Eva esboçou um sorriso de alívio. Finalmente, tinha convencido a filha e teria menos uma guerra a travar com seu pai.

– Sim, filha, eu chamei o Eduardo. – Ainda sentada na cama, tocou o rosto da filha, carinhosamente. – Quando a gente começou a se perder, minha filha? Éramos tão unidas…

Tocou de leve com a ponta dos dedos, desenhando o rosto juvenil de traços doces. Pepa se deixou tocar. Fechou os olhos, experimentando o carinho da mãe. Também sentia falta desses momentos. Inspirou e respondeu a pergunta angustiada da mãe.

– Quando minha vó morreu e vovô passou a ficar pior do que era. Ele foi em cima de você e você veio em cima de mim.

Eva suspirou. No fundo sabia que não era só pela morte da mãe, que o pai passou a ficar mais irascível. O problema dele com Eva era de longa data e, quando ela se recusou ao segundo casamento que ele arranjara para ela, as coisas mudaram drasticamente. Levantou, vendo que sua filha se acomodara na cama e a olhava, esperando que confirmasse o que havia falado.

– Seu avô sempre teve um temperamento muito forte, minha filha. A morte da sua vó, foi apenas mais um elemento. Você não conheceu seu pai…

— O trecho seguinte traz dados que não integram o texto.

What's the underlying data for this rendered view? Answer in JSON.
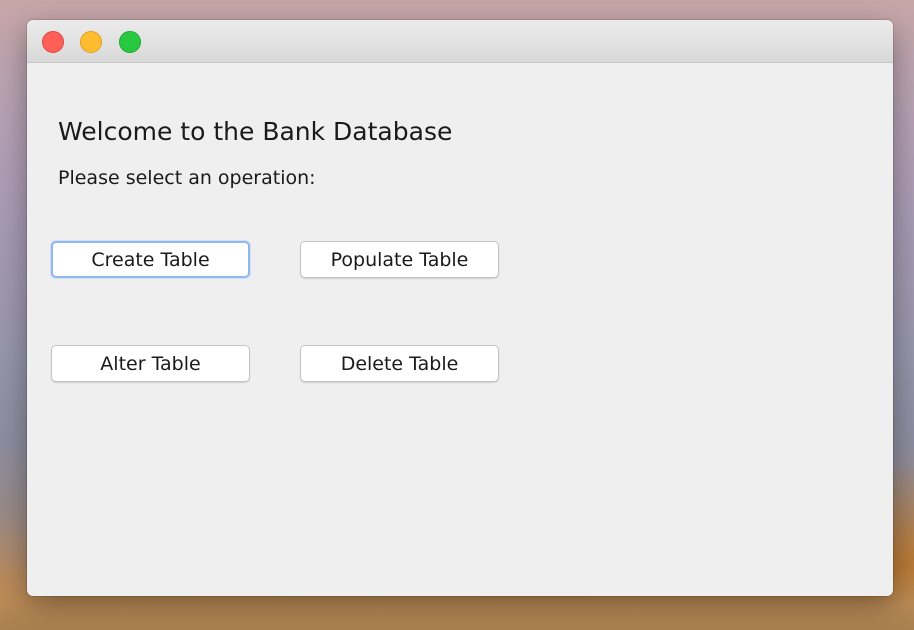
{
  "window": {
    "controls": {
      "close_color": "#fe5f57",
      "minimize_color": "#febc2e",
      "maximize_color": "#28c840"
    }
  },
  "main": {
    "heading": "Welcome to the Bank Database",
    "subheading": "Please select an operation:",
    "buttons": {
      "create": "Create Table",
      "populate": "Populate Table",
      "alter": "Alter Table",
      "delete": "Delete Table"
    },
    "focused_button": "create"
  }
}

– Por que está falando de meu pai, agora? Não lembro nada dele, mas pelas fotos, sei que ele era muito velho. Ele morreu  eu ainda não era nascida. – Falou displicente.

– “Mmm”. Não tem sentimentos nenhum?

– Não. Para mim, sempre foi a senhora, vovô e vovó. Ninguém nunca falou muito dele para mim.  Tudo bem que era meu pai, mas não entendo porque uma garota de dezoito anos se casaria com um velho com mais que o triplo da idade.  Por que a senhora se casou com ele? Pode falar, eu não tenho a menor lembrança para me ressentir com nada do que possa dizer.

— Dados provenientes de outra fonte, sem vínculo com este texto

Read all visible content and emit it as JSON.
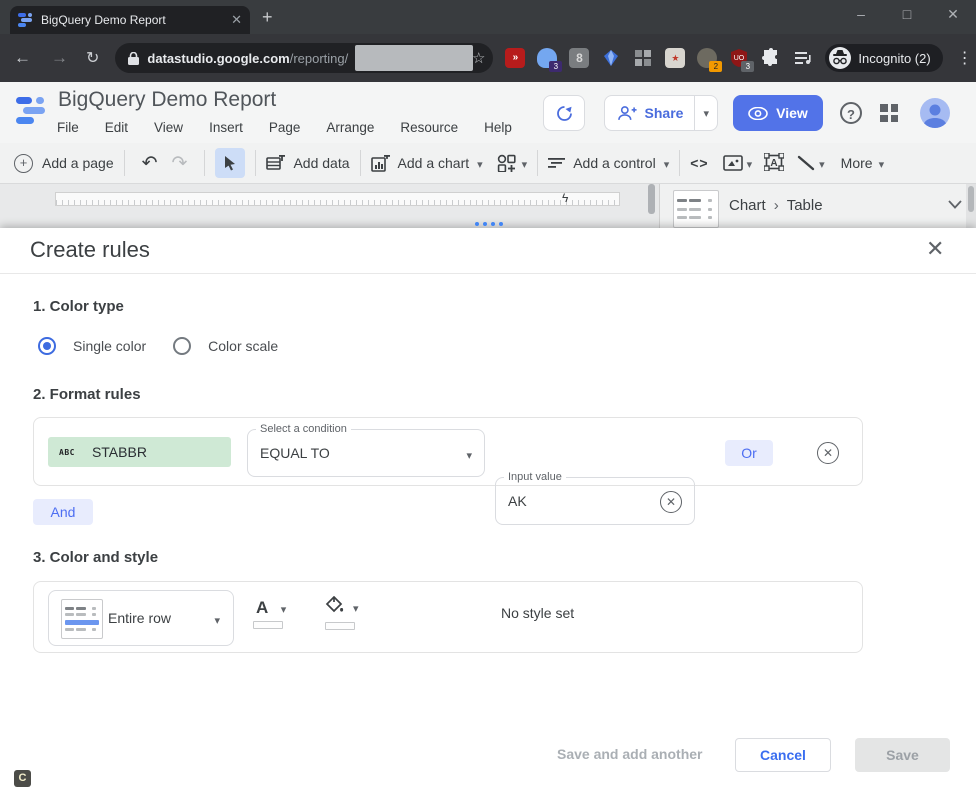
{
  "browser": {
    "tab": {
      "title": "BigQuery Demo Report"
    },
    "address": {
      "domain": "datastudio.google.com",
      "path": "/reporting/"
    },
    "incognito": "Incognito (2)",
    "ext_badges": {
      "ghost": "3",
      "clock": "2",
      "shield": "3"
    }
  },
  "header": {
    "title": "BigQuery Demo Report",
    "menus": [
      "File",
      "Edit",
      "View",
      "Insert",
      "Page",
      "Arrange",
      "Resource",
      "Help"
    ],
    "share": "Share",
    "view": "View"
  },
  "toolbar": {
    "add_page": "Add a page",
    "add_data": "Add data",
    "add_chart": "Add a chart",
    "add_control": "Add a control",
    "more": "More",
    "embed_glyph": "<>"
  },
  "panel": {
    "chart": "Chart",
    "sep": "›",
    "type": "Table"
  },
  "modal": {
    "title": "Create rules",
    "color_type": {
      "heading": "1. Color type",
      "single": "Single color",
      "scale": "Color scale"
    },
    "format_rules": {
      "heading": "2. Format rules",
      "field_type": "ABC",
      "field": "STABBR",
      "condition_label": "Select a condition",
      "condition_value": "EQUAL TO",
      "input_label": "Input value",
      "input_value": "AK",
      "or": "Or",
      "and": "And"
    },
    "color_style": {
      "heading": "3. Color and style",
      "apply_to": "Entire row",
      "text_glyph": "A",
      "no_style": "No style set"
    },
    "footer": {
      "save_add": "Save and add another",
      "cancel": "Cancel",
      "save": "Save"
    }
  },
  "misc": {
    "help_glyph": "?",
    "c_badge": "C"
  },
  "colors": {
    "accent_blue": "#5273e8",
    "link_blue": "#4a6cdd",
    "chip_green": "#cfe9d5",
    "chip_lavender": "#e8ecfd",
    "chip_text": "#4d6ef2",
    "radio_blue": "#3d6be0"
  }
}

Eva sorriu, observando o jeito prático e direto que a filha tinha de ver as coisas.

– Por que me casei com ele? – Suspirou. – Porque seu avô quis.

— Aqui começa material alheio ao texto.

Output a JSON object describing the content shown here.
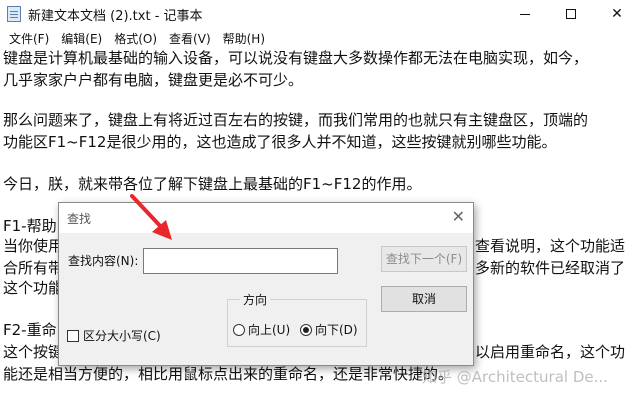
{
  "window": {
    "title": "新建文本文档 (2).txt - 记事本",
    "controls": {
      "minimize": "—",
      "maximize": "□",
      "close": "✕"
    }
  },
  "menubar": {
    "items": [
      "文件(F)",
      "编辑(E)",
      "格式(O)",
      "查看(V)",
      "帮助(H)"
    ]
  },
  "editor": {
    "lines": [
      "键盘是计算机最基础的输入设备，可以说没有键盘大多数操作都无法在电脑实现，如今，",
      "几乎家家户户都有电脑，键盘更是必不可少。",
      "",
      "那么问题来了，键盘上有将近过百左右的按键，而我们常用的也就只有主键盘区，顶端的",
      "功能区F1~F12是很少用的，这也造成了很多人并不知道，这些按键就别哪些功能。",
      "",
      "今日，朕，就来带各位了解下键盘上最基础的F1~F12的作用。",
      "",
      "F1-帮助",
      "当你使用",
      "合所有带",
      "这个功能",
      "",
      "F2-重命",
      "这个按键",
      "能还是相当方便的，相比用鼠标点出来的重命名，还是非常快捷的。"
    ],
    "right_fragments": [
      "查看说明，这个功能适",
      "多新的软件已经取消了",
      "以启用重命名，这个功"
    ]
  },
  "find_dialog": {
    "title": "查找",
    "close": "✕",
    "find_label": "查找内容(N):",
    "find_value": "",
    "find_next_button": "查找下一个(F)",
    "cancel_button": "取消",
    "direction_label": "方向",
    "direction_up": "向上(U)",
    "direction_down": "向下(D)",
    "direction_selected": "down",
    "match_case_label": "区分大小写(C)",
    "match_case_checked": false
  },
  "watermark": "知乎 @Architectural De...",
  "colors": {
    "arrow": "#e8262b",
    "dialog_bg": "#f0f0f0",
    "disabled_text": "#8c8c8c"
  }
}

– O quê? Pelo amor de Deus, mãe! Por que a senhora deixou ele fazer isso? A gente está no século vinte e um!

Pepa se colocava de pé, olhando a mãe incrédula. Não havia explicação. Ou melhor, não havia uma explicação que Eva pudesse dar, sem que a dor do passado viesse de encontro a ela.

– Agora não importa mais. – Virou-se para sair do quarto da filha. – É passado.

Eva saiu do quarto, com uma sensação de alívio e sufocamento, ao mesmo tempo. Alívio, por sua filha ter aceitado a recepção de aniversário que seria dada para ela. Não teria que brigar, por isso, com o pai. E sufocamento, pois sua vida fora sempre cinza e oprimida. Não queria passar isso para a filha, mas acabava fazendo, por conta de sua própria decisão de deixar que a existência da granja Tierra Roja influísse na sua. Eu, sinceramente, achava que ela deveria ter chutado tudo, mas cada um leva a sua história do jeito que acredita ser melhor, não é?